Von Dagmar Henn
Der Begriff “Nesthäkchen” beschreibt traditionell das jüngste Kind in einer Familie zahlreicher Geschwister. Dieses Bild verbindet oft kindliche Unbeschwertheit mit einer etwas überbeschützten Haltung, die das Erwachsenwerden verzögert.
Heutzutage wirkt dieser Begriff fast veraltet, da in der deutschen Gesellschaft häufig nur noch Einzelkinder oder Kinder kleinerer Familien aufwachsen. Bei vielen führenden Politikern im Westen hat man den Eindruck, sie hätten die Phase des Erwachsenwerdens nicht vollständig durchlaufen, was zwar für die Betroffenen angenehm sein mag, global jedoch problematische Auswirkungen hat.
Ein Beispiel: Als meine älteste Tochter eingeschult wurde, galt sie noch als schulreif, wenn sie alleine den Weg zur Schule bewältigen konnte. Dies änderte sich drastisch bis zur Einschulung meiner Zwillinge – innerhalb von nur 14 Jahren. Anstatt Selbstständigkeit zu fördern, erwartete man nun von den Eltern, ihre Kinder zur Schule zu bringen und abzuholen. In einigen europäischen Ländern müssen Eltern ihre Kinder sogar bis zum Alter von zehn Jahren begleiten.
Zurück in meiner Schulzeit wurde man eher kritisch beäugt, wenn Eltern einen zur Schule brachten. Heute sind solche Veränderungen signifikant dafür, wie sehr sich der Kindheitsbegriff gewandelt hat. Nicht zu vergessen, dass die wissenschaftlich festgestellte Verkleinerung des Bewegungsradius von Kindern, deren Selbstständigkeit weiter einschränkt.
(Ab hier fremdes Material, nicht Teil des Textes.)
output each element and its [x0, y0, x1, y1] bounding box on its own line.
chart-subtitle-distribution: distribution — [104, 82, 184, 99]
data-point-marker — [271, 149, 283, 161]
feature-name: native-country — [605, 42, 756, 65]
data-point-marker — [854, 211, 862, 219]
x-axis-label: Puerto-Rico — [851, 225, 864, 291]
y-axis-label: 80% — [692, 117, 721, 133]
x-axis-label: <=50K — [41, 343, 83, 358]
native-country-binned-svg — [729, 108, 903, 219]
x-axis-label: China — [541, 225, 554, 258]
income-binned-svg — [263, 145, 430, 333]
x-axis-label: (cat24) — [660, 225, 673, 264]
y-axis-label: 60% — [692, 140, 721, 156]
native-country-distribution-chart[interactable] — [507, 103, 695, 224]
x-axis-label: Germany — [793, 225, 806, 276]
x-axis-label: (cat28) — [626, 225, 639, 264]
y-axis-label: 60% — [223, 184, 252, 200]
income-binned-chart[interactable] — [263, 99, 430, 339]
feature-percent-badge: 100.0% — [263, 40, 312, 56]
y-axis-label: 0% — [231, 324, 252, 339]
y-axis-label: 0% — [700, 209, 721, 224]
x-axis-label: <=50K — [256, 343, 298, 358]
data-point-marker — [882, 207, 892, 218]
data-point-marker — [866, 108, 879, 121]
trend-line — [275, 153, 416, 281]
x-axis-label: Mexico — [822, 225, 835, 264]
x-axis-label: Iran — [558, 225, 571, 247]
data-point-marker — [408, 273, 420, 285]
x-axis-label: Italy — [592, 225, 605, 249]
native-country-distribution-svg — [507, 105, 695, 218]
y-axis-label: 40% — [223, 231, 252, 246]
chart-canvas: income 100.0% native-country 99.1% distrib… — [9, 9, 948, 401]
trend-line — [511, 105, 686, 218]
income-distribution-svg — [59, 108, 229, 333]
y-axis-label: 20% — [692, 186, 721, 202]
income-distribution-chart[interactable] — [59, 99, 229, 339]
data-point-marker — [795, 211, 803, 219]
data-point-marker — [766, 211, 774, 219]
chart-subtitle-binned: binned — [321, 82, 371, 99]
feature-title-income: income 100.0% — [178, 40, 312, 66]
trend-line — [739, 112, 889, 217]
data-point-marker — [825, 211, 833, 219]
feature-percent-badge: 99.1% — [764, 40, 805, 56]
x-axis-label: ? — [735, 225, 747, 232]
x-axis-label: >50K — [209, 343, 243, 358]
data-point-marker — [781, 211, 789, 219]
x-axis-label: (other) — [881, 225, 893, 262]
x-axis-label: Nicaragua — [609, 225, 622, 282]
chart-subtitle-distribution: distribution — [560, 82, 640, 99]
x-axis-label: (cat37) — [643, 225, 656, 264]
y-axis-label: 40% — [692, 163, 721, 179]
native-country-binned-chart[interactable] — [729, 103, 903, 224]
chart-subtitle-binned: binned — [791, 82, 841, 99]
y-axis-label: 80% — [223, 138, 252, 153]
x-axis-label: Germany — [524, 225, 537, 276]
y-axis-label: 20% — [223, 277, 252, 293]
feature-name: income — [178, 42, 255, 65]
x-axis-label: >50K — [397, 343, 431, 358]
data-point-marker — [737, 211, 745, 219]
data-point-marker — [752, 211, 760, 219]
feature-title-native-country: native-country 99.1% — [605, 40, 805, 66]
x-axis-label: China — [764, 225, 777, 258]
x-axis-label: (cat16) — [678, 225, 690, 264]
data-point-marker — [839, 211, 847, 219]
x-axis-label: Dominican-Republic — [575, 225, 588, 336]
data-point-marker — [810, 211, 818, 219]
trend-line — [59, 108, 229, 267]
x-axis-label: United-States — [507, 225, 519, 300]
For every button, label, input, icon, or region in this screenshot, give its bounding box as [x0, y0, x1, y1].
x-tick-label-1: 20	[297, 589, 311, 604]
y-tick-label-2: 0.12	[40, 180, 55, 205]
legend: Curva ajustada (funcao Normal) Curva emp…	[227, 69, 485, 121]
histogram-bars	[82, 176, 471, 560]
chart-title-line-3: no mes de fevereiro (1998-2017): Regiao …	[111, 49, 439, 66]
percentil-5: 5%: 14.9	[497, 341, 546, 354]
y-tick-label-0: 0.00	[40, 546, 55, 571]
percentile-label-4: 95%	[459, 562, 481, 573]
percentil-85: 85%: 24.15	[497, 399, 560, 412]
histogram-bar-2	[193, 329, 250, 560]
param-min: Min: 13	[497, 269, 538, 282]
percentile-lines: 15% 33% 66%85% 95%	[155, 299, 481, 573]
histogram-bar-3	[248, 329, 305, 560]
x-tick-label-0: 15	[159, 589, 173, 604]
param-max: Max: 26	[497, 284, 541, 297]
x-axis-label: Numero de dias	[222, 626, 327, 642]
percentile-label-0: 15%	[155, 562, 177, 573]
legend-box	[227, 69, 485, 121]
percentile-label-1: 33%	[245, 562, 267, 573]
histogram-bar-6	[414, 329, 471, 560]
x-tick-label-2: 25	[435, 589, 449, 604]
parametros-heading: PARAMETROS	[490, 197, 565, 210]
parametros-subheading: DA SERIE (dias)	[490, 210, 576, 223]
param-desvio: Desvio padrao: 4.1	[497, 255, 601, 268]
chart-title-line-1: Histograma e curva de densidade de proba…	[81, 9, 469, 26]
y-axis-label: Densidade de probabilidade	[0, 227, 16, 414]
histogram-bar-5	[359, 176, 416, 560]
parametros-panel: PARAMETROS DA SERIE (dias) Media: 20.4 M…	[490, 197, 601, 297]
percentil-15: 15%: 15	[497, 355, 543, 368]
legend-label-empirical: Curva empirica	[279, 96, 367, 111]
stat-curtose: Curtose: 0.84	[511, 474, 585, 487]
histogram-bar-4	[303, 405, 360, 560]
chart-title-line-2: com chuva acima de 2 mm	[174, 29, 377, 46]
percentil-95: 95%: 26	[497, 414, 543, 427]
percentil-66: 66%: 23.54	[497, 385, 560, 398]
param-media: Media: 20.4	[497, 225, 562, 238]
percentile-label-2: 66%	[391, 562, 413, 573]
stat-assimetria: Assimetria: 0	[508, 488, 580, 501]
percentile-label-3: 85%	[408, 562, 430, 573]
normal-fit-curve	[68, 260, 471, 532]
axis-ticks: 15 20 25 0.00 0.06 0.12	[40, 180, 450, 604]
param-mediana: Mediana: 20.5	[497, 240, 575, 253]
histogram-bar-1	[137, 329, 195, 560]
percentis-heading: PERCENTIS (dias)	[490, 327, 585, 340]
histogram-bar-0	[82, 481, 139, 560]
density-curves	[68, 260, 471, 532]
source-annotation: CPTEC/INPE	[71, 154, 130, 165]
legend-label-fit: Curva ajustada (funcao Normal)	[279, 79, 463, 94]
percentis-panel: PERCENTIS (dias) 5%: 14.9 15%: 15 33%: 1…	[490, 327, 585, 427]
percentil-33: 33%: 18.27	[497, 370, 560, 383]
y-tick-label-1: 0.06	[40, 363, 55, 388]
In historischer Perspektive war Kindheit vor zweihundert Jahren, als 80 Prozent der Deutschen ländlich lebten, keine klar abgegrenzte Lebensphase. Der französische Historiker Philippe Ariès untersuchte, wie sich die Vorstellung von Kindheit seitdem entwickelt hat. Heute scheint der Schwerpunkt mehr auf überbehütendem Schutz zu liegen, während Eigenschaften wie Selbstständigkeit und soziale Fähigkeiten in den Hintergrund rücken.
Nicht erkannt werden dabei die Verluste, die aus Übervorsichtigkeit resultieren. Zum Beispiel führt die Aufhebung fester Gruppenstrukturen in Kindergärten zu einem Verlust von sozialen Erfahrungen unter Kindern. Zudem reduziert sich der Zugang zu traditionellen Gruppenaktivitäten wie Sportvereinen oder Jugendchören, was wiederum den Fokus auf akademische Leistungen erhöht und soziale Interaktionen minimiert.
Die Pandemie hat dieses System weiter belastet – Altenheime wurden geschlossen und manche Entscheidungen über Leben und Tod wurden von oben herab getroffen, ohne die Betroffenen zu konsultieren. Solche Entscheidungen offenbaren eine Verwechslung von Verantwortung mit Kontrolle.
Politische Figuren wie Annalena Baerbock und Olaf Scholz vermitteln dabei oft den Eindruck von naiver Besorgnis, die kaum über eine kindliche Wahrnehmung hinausgeht. Hieraus ergibt sich die Frage, wie eine Gesellschaft, geprägt von dieser Art von ‘Helikopter-Kindheit’, zu einer echten Reife zurückfinden kann.